Oh please. You don't delve very deep do you?
Gallup on August 10, 2010 noted that Republicans had the highest lead this year on the generic congressional ballot. Gallup missed a huge story: the Republican lead on the generic ballot was the largest in the lifetime of most Americans. To its credit, Gallup on August 30, 2010 noted in this poll that the Republican lead on the generic congressional ballot was the greatest in the history of Gallup polling, going back to 1942: "GOP Takes Unprecedented Lead on Generic Ballot." What Gallup neglected to mention is that while the ten-point lead in the poll released August 30 was the largest ever, the seven-point lead on August 10 was also, at that time, the largest lead ever.

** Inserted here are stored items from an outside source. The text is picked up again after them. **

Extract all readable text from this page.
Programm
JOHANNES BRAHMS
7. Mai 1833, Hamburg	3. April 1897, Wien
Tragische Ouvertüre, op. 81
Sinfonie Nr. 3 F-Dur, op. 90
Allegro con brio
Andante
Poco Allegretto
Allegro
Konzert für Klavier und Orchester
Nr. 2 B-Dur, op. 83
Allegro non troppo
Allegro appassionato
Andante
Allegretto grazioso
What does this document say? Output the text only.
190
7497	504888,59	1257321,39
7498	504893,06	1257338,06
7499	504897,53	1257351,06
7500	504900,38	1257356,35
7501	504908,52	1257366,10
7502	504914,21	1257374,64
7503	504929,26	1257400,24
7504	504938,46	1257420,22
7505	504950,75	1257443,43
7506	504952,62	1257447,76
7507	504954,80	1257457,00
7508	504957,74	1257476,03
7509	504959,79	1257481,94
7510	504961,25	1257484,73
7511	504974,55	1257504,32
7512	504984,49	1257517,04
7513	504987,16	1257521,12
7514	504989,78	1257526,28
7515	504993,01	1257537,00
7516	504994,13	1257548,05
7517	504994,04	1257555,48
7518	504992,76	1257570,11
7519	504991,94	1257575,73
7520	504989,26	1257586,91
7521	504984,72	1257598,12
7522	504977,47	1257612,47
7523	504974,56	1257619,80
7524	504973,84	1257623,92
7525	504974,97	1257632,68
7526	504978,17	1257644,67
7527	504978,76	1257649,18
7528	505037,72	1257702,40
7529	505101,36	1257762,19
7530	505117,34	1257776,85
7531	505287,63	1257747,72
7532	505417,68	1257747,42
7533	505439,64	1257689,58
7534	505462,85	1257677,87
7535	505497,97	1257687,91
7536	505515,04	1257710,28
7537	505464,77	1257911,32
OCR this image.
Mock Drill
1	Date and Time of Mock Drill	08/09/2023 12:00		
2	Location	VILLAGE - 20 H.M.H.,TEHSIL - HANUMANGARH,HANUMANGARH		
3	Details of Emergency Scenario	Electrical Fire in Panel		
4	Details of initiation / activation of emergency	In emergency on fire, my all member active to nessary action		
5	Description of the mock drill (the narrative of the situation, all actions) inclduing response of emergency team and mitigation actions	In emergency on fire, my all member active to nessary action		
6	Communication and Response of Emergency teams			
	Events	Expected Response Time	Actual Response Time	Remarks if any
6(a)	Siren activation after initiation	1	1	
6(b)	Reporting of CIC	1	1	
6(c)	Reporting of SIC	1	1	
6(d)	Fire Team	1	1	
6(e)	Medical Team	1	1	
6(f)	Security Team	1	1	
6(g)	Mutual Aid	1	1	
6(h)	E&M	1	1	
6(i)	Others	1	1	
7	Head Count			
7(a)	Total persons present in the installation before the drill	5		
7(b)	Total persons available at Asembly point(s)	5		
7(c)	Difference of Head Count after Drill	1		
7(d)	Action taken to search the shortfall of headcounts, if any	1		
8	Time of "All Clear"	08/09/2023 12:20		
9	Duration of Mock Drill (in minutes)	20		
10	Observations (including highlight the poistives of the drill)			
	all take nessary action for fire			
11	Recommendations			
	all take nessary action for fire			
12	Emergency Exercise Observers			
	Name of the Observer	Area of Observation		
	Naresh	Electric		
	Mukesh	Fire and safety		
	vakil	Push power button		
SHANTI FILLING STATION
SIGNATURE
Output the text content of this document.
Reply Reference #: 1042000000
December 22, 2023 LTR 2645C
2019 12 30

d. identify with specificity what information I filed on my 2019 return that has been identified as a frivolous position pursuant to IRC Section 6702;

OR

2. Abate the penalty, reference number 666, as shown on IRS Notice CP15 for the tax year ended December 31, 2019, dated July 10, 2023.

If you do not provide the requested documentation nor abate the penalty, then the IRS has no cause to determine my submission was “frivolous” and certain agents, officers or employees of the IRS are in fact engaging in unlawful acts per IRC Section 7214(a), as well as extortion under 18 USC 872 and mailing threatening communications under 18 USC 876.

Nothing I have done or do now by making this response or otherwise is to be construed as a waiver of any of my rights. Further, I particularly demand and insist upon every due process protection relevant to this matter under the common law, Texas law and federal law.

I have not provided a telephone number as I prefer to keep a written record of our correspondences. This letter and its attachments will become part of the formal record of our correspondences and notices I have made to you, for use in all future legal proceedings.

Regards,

Gallup, again, has missed a big story. On September 23, 2010, Gallup issued a report with the rather innocuous title of "Americans Trust U.S. More On Foreign Than On Domestic Affairs." This is vaguely interesting, but hardly startling. But look more closely at the Gallup graph, and something more interesting appears: our trust in government to handle domestic affairs appears to have dipped to a thirteen-year low in the latest poll. A perusal of older Gallup Polls show something very interesting: On September 18, 2008, Gallup measured the confidence that the American people had in government since before 1973. In the category of confidence in federal government to handle domestic affairs, the numbers Gallup shows in that poll are lower than at any level since Gallup shows online archival data, which means since at least 1972.
That means during Watergate, the Energy Crisis of 1973, and the recession of the same period, Americans had more confidence in Richard Nixon to handle domestic affairs than Americans have today in Barack Obama to handle domestic affairs. The calamitous years of 1973 to 1974, when there were lines to get gasoline (which was suddenly sky-high in price), when an American president resigned (preceded by an American vice president resigning), and when the nation dropped into a real economic downturn, surely have to rank as the nadir of confidence in government to handle domestic affairs. During those years, American had a viciously divided government, with partisan Democrats, who controlled both houses of Congress, doing everything possible to create suspicion and rancor towards the Nixon administration.